I'm getting a fair amount of email in addition to the TalkBacks, and I'd like to address some of the themes expressed in those notes.
1. Do you really think Apple is ripping us off by charging for 10.2? I paid for my first copy of OS X more than a year ago. 10.1 was a free upgrade. Apple is spending lots of money to bring this operating system along as quickly as possible. I don't like the upgrade costs either. But, for example, I see how much it costs to do business here at O'Reilly, and I understand how hard it is to balance the books. I think Apple is trying to do just that.
2. If Apple's OS X customer base were larger, then they wouldn't have to charge as much for upgrades. This is a standard problem in technology. Until you have a critical mass, the early adopters have to pay more. This is a central point I'm trying to make when advocating for the switch to Mac OS X. Let's get that customer base large enough so we can all save.

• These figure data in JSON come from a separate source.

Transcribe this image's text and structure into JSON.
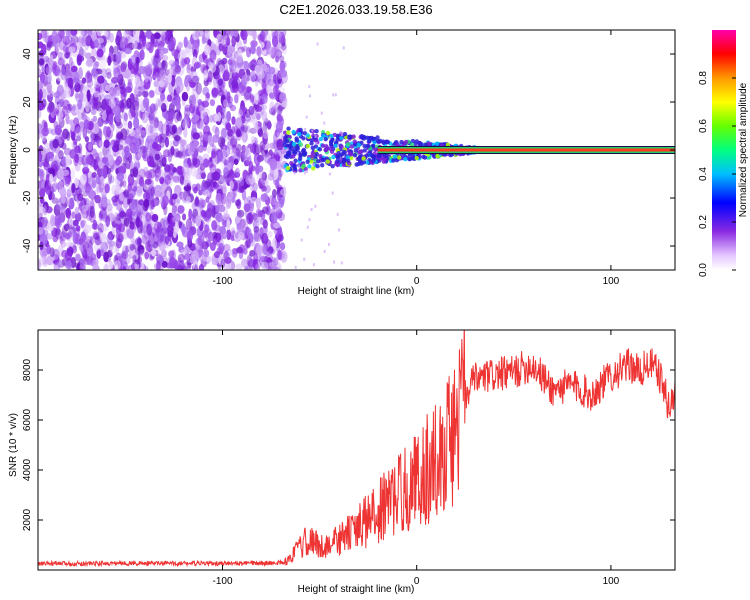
{
  "chart_data": [
    {
      "type": "heatmap",
      "title": "C2E1.2026.033.19.58.E36",
      "xlabel": "Height of straight line (km)",
      "ylabel": "Frequency (Hz)",
      "xlim": [
        -195,
        133
      ],
      "ylim": [
        -50,
        50
      ],
      "xticks": [
        -100,
        0,
        100
      ],
      "yticks": [
        -40,
        -20,
        0,
        20,
        40
      ],
      "colorbar": {
        "label": "Normalized spectral amplitude",
        "range": [
          0,
          1
        ],
        "ticks": [
          0.0,
          0.2,
          0.4,
          0.6,
          0.8
        ]
      },
      "features": {
        "noise_region_x": [
          -195,
          -68
        ],
        "transition_region_x": [
          -68,
          30
        ],
        "carrier_line_x": [
          -20,
          133
        ],
        "carrier_frequency_hz": 0
      }
    },
    {
      "type": "line",
      "title": "",
      "xlabel": "Height of straight line (km)",
      "ylabel": "SNR (10 * v/v)",
      "xlim": [
        -195,
        133
      ],
      "ylim": [
        0,
        9600
      ],
      "xticks": [
        -100,
        0,
        100
      ],
      "yticks": [
        2000,
        4000,
        6000,
        8000
      ],
      "series": [
        {
          "name": "SNR",
          "color": "#ee3333",
          "x": [
            -195,
            -150,
            -100,
            -80,
            -68,
            -60,
            -55,
            -50,
            -40,
            -30,
            -20,
            -10,
            0,
            10,
            20,
            25,
            30,
            40,
            50,
            55,
            60,
            70,
            80,
            90,
            100,
            110,
            115,
            120,
            125,
            130,
            133
          ],
          "y": [
            250,
            270,
            260,
            270,
            300,
            900,
            1300,
            900,
            1200,
            1700,
            2300,
            3000,
            3600,
            4400,
            5600,
            7000,
            7600,
            7800,
            7900,
            8100,
            8200,
            7200,
            7400,
            7000,
            7800,
            8200,
            7900,
            8300,
            7800,
            6500,
            7000
          ]
        }
      ]
    }
  ]
}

3. Jaguar is a major upgrade. Don't let the naysayers fool you. Apple has taken a major step forward with this version, and it reflects the tremendous amount of work they've invested in it. True, it would be nice if it were a free upgrade, but the customer numbers just aren't there yet. I'm suspicious of people who claim to have used Jaguar and say it is not major. As I understand it, a beta version of 10.2 was released under NDA at WWDC. That's where I got mine. A few other Apple developers have it too. Most of the negative Jag comments in these threads don't seem to be from developers. Where are these people getting 10.2?
4. We will only be held hostage by Quark if we let ourselves. I understand that entire OS 9 publishing systems are centered around Quark. They will have to stay in place for some time I imagine. But there are great options out there, including InDesign. And setting up a OS X workstation or two with InDesign to test its viability is a reasonable business move.
5. I'm astonished at the lack of creativity expressed in some of the comments. The Mac community is facing a true challenge and a difficult time. This is a community that is reputed for being smarter and more creative than the Windows world. If that's true, why doesn't more of that ingenuity creep into these types of discussions?
6. Once again, I'm not proposing that you destruct your entire workflow and switch to Mac OS X. I'm proposing that you look at where you can begin to incorporate it into your computing life so that it can grow and evolve by us nurturing it along.